Eine Benachteiligung i. S. d. § 7 Abs. 1 AGG kann sowohl unmittelbar als auch mittelbar erfolgen. Die Klägerin ist jedoch weder unmittelbar noch mittelbar wegen einer Weltanschauung benachteiligt worden.
aa) Eine unmittelbare Benachteiligung liegt nach § 3 Abs. 1 Satz 1 AGG vor, wenn eine Person wegen eines in § 1 genannten Grundes eine weniger günstige Behandlung erfährt, als eine andere Person in einer vergleichbaren Situation erfährt, erfahren hat oder erfahren würde. Danach scheidet eine unmittelbare Benachteilung wegen der Weltanschauung aus.

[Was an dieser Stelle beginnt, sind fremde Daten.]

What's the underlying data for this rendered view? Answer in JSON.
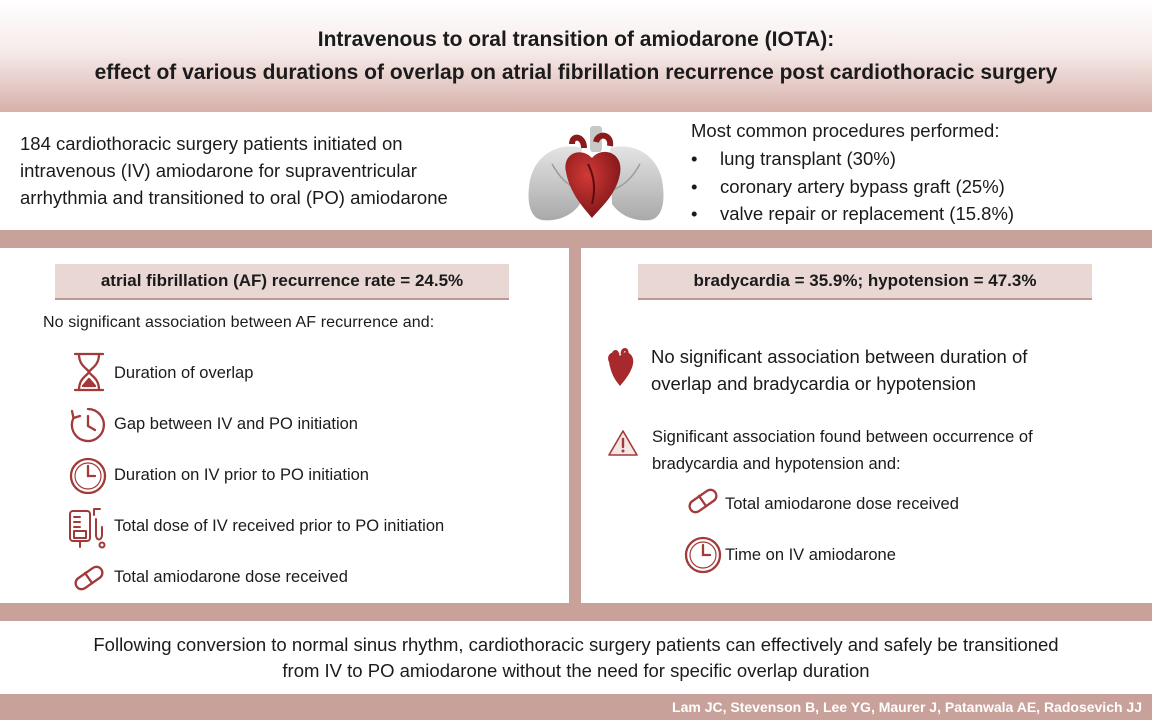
{
  "title": {
    "line1": "Intravenous to oral transition of amiodarone (IOTA):",
    "line2": "effect of various durations of overlap on atrial fibrillation recurrence post cardiothoracic surgery"
  },
  "intro": {
    "lines": [
      "184 cardiothoracic surgery patients initiated on",
      "intravenous (IV) amiodarone for supraventricular",
      "arrhythmia and transitioned to oral (PO) amiodarone"
    ],
    "procedures_title": "Most common procedures performed:",
    "procedures": [
      "lung transplant (30%)",
      "coronary artery bypass graft (25%)",
      "valve repair or replacement (15.8%)"
    ]
  },
  "left": {
    "heading": "atrial fibrillation (AF) recurrence rate = 24.5%",
    "subheading": "No significant association between AF recurrence and:",
    "items": [
      {
        "label": "Duration of overlap",
        "icon": "hourglass-icon"
      },
      {
        "label": "Gap between IV and PO initiation",
        "icon": "clock-arrow-icon"
      },
      {
        "label": "Duration on IV prior to PO initiation",
        "icon": "clock-icon"
      },
      {
        "label": "Total dose of IV received prior to PO initiation",
        "icon": "iv-bag-icon"
      },
      {
        "label": "Total amiodarone dose received",
        "icon": "pill-icon"
      }
    ]
  },
  "right": {
    "heading": "bradycardia = 35.9%; hypotension = 47.3%",
    "no_assoc": [
      "No significant association between duration of",
      "overlap and bradycardia or hypotension"
    ],
    "sig_assoc": [
      "Significant association found between occurrence of",
      "bradycardia and hypotension and:"
    ],
    "items": [
      {
        "label": "Total amiodarone dose received",
        "icon": "pill-icon"
      },
      {
        "label": "Time on IV amiodarone",
        "icon": "clock-icon"
      }
    ]
  },
  "conclusion": {
    "line1": "Following conversion to normal sinus rhythm, cardiothoracic surgery patients can effectively and safely be transitioned",
    "line2": "from IV to PO amiodarone without the need for specific overlap duration"
  },
  "authors": "Lam JC, Stevenson B, Lee YG, Maurer J, Patanwala AE, Radosevich JJ",
  "colors": {
    "accent_band": "#c9a19b",
    "highlight": "#e9d7d4",
    "icon": "#a23a3a"
  }
}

(1) Zunächst hat die Klägerin keine Tatsachen vorgetragen, die die Vermutung zulassen, die Beklagte habe sich gegen eine Übernahme entschieden, weil die Klägerin überzeugte Marxistin-Leninistin ist bzw. ehemals gewesen ist. Es ist schon nicht ersichtlich, dass die Klägerin tatsächlich vom Marxismus-Leninismus überzeugt war, als sie für das MfS gearbeitet hat. Denn dies hat sie, worauf die Beklagte zutreffend hingewiesen hat, nicht einmal selbst behauptet, sondern lediglich darauf verwiesen, dass eine Tätigkeit für das MfS nur bei entsprechender politischer Überzeugung denkbar gewesen sei. Sie hat auch nicht vorgetragen, dass sie sich gegenüber Vorstandsmitgliedern oder Beschäftigten der Beklagten über ihre politische Überzeugung geäußert hat. Es sind auch keine Anhaltspunkte dafür gegeben, dass die Beklagte die Klägerin wegen der Annahme i. S. d. § 7 Abs. 1, 2. Halbsatz AGG, sie sei überzeugte Marxistin-Leninistin, nicht übernommen hat.

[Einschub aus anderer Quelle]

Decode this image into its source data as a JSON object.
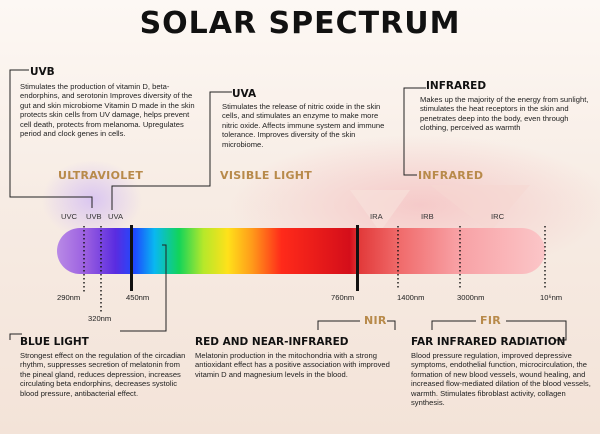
{
  "title": "SOLAR SPECTRUM",
  "uvb": {
    "heading": "UVB",
    "text": "Stimulates the production of vitamin D, beta-endorphins, and serotonin Improves diversity of the gut and skin microbiome Vitamin D made in the skin protects skin cells from UV damage, helps prevent cell death, protects from melanoma. Upregulates period and clock genes in cells."
  },
  "uva": {
    "heading": "UVA",
    "text": "Stimulates the release of nitric oxide in the skin cells, and stimulates an enzyme to make more nitric oxide. Affects immune system and immune tolerance. Improves diversity of the skin microbiome."
  },
  "infrared": {
    "heading": "INFRARED",
    "text": "Makes up the majority of the energy from sunlight, stimulates the heat receptors in the skin and penetrates deep into the body, even through clothing, perceived as warmth"
  },
  "bands": {
    "ultraviolet": "ULTRAVIOLET",
    "visible": "VISIBLE LIGHT",
    "infrared": "INFRARED"
  },
  "ticks": {
    "uvc": "UVC",
    "uvb": "UVB",
    "uva": "UVA",
    "ira": "IRA",
    "irb": "IRB",
    "irc": "IRC"
  },
  "wavelengths": {
    "w290": "290nm",
    "w320": "320nm",
    "w450": "450nm",
    "w760": "760nm",
    "w1400": "1400nm",
    "w3000": "3000nm",
    "w10": "10⁶nm"
  },
  "nir_label": "NIR",
  "fir_label": "FIR",
  "blue_light": {
    "heading": "BLUE LIGHT",
    "text": "Strongest effect on the regulation of the circadian rhythm, suppresses secretion of melatonin from the pineal gland, reduces depression, increases circulating beta endorphins, decreases systolic blood pressure, antibacterial effect."
  },
  "red_nir": {
    "heading": "RED AND NEAR-INFRARED",
    "text": "Melatonin production in the mitochondria with a strong antioxidant effect has a positive association with improved vitamin D and magnesium levels in the blood."
  },
  "far_ir": {
    "heading": "FAR INFRARED RADIATION",
    "text": "Blood pressure regulation, improved depressive symptoms, endothelial function, microcirculation, the formation of new blood vessels, wound healing, and increased flow-mediated dilation of the blood vessels, warmth. Stimulates fibroblast activity, collagen synthesis."
  },
  "colors": {
    "band_label": "#b88a4a",
    "line": "#222222"
  }
}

Weiter ist nicht ersichtlich, dass die Klägerin nicht übernommen worden ist, weil sie für das MfS tätig war. Dagegen spricht schon, dass die Beklagte die Übernahme der Klägerin angedacht und entsprechend gefördert hat, gleichwohl unstreitig zumindest Frau C die frühere Tätigkeit der Klägerin für das MfS bekannt war. Andernfalls hätte außerdem nahe gelegen, dass die Beklagte spätestens nach Sichtung der Bewerbungsunterlagen der Klägerin, aus denen die frühere Tätigkeit der Klägerin für das MfS eindeutig hervorgeht, von der Übernahmeabsicht wieder Abstand genommen hätte. Vielmehr hat sich die Beklagte offensichtlich nur deshalb gegen eine Einstellung der Klägerin entschieden, weil sie aufgrund des Konflikts zwischen Frau E und der Klägerin wegen der früheren Tätigkeit der Klägerin für das MfS im Fall der Übernahme der Klägerin eine erhebliche Beeinträchtigung des Betriebfriedens befürchtete und in Anbetracht der Auseinandersetzung zwischen Frau E und der Klägerin am 28. November 2008 und der Strafanzeige der Klägerin gegen Frau E vom 18. Dezember 2008 auch befürchten musste. Denn auf Grund der ablehnenden Haltung von Frau E gegenüber der Klägerin, die in der Auseinandersetzung am 28. November 2008 deutlich zum Ausdruck gekommen ist, und der Reaktion der Klägerin darauf war eine dauerhafte gedeihliche Zusammenarbeit nicht mehr vorstellbar.
Der eigentliche Grund für die Entscheidung gegen Klägerin lag danach in der Gefährdung des Betriebsfriedens durch den Konflikt zwischen den beiden Frauen und nur indirekt in der früheren Tätigkeit der Klägerin für das MfS, weil dies die Ursache für den Konflikt war.